Alito’s majority opinion draws the distinction from other cases that involved questionable statutes that were designed or had an effect on diluting minorities voting power. But, in this instance, the Arizona laws are about facility neutral factors involving the time, place and manner of voting. Alito summed up the dissenting justices arguments is only considering one circumstance: disparate impacts. His conclusion is that Arizona’s out-of-precinct statute and its ballot harvesting ban do not violate Section 2 of the Voting Rights Act.
Justice Kagan was joined in her forceful dissent by Justices Breyer and Sotomayor. Kagan wrote that the Voting Rights Act “reminds us of the worst of America,” because it is “necessary” to preserve voting rights.
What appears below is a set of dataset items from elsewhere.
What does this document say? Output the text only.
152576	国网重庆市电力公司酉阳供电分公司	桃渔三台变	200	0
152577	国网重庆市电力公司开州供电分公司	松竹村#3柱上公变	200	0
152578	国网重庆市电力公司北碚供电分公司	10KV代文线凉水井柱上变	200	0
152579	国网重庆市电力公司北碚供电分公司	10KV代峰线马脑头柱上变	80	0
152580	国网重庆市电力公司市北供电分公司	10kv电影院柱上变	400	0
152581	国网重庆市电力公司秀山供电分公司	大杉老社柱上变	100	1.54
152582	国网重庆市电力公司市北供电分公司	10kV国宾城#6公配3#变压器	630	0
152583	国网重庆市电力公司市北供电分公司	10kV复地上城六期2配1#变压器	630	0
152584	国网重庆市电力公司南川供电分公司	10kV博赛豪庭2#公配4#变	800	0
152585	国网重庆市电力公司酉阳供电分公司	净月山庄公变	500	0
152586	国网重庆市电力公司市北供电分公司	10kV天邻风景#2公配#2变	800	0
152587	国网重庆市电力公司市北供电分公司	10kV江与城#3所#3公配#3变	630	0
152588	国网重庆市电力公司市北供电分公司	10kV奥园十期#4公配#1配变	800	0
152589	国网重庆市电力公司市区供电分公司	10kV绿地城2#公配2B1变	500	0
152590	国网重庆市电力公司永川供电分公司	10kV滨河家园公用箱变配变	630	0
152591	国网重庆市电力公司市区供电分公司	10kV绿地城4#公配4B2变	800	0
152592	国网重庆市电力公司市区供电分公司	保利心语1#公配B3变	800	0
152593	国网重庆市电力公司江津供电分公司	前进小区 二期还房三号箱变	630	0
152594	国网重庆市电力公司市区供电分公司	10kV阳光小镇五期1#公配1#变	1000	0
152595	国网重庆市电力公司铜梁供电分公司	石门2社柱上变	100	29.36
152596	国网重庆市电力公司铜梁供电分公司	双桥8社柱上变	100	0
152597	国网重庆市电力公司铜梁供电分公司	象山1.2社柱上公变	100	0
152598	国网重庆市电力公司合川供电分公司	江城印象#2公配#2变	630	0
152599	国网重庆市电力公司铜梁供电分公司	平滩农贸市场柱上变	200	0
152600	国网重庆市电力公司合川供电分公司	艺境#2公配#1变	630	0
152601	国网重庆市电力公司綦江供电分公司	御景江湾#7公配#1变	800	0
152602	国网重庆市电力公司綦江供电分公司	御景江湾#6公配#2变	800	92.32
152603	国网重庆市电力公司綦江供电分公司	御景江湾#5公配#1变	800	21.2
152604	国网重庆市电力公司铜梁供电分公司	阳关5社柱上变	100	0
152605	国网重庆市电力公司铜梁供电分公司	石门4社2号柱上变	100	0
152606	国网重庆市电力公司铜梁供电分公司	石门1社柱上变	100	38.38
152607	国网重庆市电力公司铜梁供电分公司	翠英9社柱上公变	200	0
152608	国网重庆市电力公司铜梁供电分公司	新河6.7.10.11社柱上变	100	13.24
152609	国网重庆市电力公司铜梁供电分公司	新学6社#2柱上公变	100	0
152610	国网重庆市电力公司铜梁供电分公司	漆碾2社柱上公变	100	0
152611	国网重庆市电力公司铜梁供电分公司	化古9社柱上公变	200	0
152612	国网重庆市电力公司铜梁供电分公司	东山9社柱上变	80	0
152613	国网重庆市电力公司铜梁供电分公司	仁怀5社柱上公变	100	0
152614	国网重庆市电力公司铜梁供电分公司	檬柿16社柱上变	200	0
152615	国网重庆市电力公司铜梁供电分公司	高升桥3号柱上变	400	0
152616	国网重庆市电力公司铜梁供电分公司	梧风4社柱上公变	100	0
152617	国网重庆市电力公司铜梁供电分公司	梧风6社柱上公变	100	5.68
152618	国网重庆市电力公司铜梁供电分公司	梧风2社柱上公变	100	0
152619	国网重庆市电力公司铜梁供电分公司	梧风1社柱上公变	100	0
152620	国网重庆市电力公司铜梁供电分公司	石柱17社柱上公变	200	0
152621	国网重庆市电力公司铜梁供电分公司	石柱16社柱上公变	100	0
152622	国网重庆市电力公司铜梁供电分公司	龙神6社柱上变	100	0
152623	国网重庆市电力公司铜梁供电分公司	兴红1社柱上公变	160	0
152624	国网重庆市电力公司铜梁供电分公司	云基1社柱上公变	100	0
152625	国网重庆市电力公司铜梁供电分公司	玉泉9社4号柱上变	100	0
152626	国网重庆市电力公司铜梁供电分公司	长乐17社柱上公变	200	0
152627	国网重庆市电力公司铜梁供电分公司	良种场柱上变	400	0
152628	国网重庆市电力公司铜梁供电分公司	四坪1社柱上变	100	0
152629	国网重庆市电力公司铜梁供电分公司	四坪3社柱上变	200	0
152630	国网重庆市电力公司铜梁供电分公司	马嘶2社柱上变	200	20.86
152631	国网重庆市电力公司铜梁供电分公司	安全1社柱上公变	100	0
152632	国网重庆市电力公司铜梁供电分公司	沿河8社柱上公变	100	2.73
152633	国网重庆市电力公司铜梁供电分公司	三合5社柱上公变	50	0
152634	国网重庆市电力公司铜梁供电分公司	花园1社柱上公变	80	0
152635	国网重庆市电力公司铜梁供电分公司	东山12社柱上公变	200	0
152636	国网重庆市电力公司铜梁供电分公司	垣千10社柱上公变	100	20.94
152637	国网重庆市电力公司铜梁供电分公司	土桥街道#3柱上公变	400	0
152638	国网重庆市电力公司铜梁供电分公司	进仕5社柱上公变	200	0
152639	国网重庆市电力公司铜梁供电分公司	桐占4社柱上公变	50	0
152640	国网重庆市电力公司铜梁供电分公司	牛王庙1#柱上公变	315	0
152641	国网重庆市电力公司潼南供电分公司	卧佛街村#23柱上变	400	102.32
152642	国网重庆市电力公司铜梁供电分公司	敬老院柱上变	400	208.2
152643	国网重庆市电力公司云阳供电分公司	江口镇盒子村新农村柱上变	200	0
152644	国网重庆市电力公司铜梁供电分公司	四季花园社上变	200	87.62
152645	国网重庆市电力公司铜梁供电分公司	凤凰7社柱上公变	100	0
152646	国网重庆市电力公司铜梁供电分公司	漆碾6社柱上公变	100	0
She wrote that “two election laws from Arizona discriminate against minority voters.” She noted that “the drafters of the Voting Rights Act understood that social and historical conditions including disparities in education, wealth, and employment, often affect opportunities to vote. What does not prevent one citizen from casting a vote might prevent another.”
Ultimately, Alito’s majority has prevailed, 6-3. And the Supreme Court has ruled that “Arizona’s out-of-precinct policy and HB 2023 do not violate Section 2 of the Voting Rights Act, and HB 2023 was not enacted with a racially discriminatory purpose.”